Among the food-related bogeymen that activists blame for America’s bulging waistlines is the so-called “food desert,” an urban or rural area that has a shortage of supermarkets. At first blush, it might seem like living in one of these “deserts” would to reduce a person’s access to fresh fruits and vegetables. However, there’s little evidence that these conditions are actually preventing people from finding nutritious foods if they want them. Regardless, activists ask for “supermarket subsidies” and restaurant zoning prohibitions. But there’s now more evidence that “food deserts” aren’t causing America’s kids to get fat.

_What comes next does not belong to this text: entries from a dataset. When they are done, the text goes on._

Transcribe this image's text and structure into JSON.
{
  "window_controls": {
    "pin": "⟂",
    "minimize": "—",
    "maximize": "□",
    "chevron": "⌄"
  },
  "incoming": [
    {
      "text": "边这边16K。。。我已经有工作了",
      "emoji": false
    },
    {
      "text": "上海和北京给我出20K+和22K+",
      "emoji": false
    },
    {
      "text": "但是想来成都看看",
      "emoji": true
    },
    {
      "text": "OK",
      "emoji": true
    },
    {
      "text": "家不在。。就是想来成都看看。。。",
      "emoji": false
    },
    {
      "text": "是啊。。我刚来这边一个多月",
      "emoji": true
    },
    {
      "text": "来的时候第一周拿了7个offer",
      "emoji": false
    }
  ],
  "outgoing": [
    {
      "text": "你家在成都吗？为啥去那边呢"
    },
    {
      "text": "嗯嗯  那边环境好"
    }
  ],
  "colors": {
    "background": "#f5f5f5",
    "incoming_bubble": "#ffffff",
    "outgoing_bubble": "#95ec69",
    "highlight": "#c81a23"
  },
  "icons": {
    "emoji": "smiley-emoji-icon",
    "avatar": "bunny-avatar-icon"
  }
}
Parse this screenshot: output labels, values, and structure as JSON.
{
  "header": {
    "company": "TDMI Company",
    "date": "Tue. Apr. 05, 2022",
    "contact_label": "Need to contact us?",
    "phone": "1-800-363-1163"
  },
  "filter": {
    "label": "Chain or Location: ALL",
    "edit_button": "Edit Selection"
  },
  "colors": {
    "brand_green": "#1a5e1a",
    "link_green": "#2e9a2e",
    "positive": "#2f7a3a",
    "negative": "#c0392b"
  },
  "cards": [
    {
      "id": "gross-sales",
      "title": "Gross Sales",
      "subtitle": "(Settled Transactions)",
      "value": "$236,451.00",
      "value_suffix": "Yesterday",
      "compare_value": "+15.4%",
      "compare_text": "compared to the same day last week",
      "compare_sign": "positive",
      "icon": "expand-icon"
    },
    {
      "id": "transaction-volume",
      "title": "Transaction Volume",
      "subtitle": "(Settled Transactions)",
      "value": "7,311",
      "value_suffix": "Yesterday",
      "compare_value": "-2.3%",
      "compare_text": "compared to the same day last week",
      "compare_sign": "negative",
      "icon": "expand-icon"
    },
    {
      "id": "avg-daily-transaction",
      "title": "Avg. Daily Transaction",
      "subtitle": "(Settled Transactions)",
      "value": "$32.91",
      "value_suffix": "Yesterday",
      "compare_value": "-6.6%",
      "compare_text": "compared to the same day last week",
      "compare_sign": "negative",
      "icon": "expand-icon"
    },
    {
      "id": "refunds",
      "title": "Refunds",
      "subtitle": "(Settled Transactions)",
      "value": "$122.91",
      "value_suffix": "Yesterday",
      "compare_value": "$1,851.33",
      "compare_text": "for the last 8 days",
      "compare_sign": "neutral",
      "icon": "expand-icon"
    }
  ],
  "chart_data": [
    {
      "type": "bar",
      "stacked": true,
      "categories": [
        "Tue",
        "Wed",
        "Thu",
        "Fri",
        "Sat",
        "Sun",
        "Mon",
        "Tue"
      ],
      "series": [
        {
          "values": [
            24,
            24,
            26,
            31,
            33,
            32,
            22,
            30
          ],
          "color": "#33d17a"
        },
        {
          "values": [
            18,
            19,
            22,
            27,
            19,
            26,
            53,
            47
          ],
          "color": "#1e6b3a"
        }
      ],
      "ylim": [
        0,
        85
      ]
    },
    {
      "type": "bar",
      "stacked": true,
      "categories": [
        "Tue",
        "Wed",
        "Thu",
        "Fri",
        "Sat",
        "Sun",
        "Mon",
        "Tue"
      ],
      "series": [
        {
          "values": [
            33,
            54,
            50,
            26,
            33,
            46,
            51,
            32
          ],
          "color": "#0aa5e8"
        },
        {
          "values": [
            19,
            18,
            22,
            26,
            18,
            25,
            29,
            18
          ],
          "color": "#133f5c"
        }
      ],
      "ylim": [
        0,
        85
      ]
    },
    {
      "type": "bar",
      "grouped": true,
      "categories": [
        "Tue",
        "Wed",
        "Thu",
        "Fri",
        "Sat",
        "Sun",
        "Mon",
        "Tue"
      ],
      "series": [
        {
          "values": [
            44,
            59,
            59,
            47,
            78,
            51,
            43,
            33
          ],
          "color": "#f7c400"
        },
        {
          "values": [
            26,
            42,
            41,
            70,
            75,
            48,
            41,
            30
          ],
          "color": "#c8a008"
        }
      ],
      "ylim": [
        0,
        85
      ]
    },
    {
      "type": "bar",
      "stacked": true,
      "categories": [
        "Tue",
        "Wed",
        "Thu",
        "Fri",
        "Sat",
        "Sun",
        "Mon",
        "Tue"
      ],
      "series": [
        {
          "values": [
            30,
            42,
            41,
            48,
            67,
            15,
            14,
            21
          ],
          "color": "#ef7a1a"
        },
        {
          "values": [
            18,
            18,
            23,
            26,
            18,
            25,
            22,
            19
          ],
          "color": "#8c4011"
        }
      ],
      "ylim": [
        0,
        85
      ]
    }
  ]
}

Researchers from the RAND Corporation investigated whether the closeness of various types of food sellers to schools and homes of California children was associated with purchases of various foods. Sure enough, the researchers found no robust correlations. The research team speculated that the absence of a relationship might have something to do with how even the food-desert dweller gets around. As Roland Sturm, an economist who co-authored the study, told The Washington Post:

Maybe the whole idea that what is 400 meters away is no longer relevant when people drive everywhere. In California, we see about 97 percent have access to motorized transportation. Where they get their food could have little to do with what’s directly in their neighborhood.

Incidentally, that “motorized transportation” might have as much to do with why Americans are bigger than they used to be as any changes in food intake. A USDA study also found that over 90 percent of households in “food deserts” have access to at least one car.

The fact that so many people can get to just about anywhere with ease shows why “supermarket subsidies” and zoning ordinances are no solution to obesity. With the evidence piling up that the presence of restaurants isn’t preventing people from having healthy food if they want it, will the government just leave consumers alone?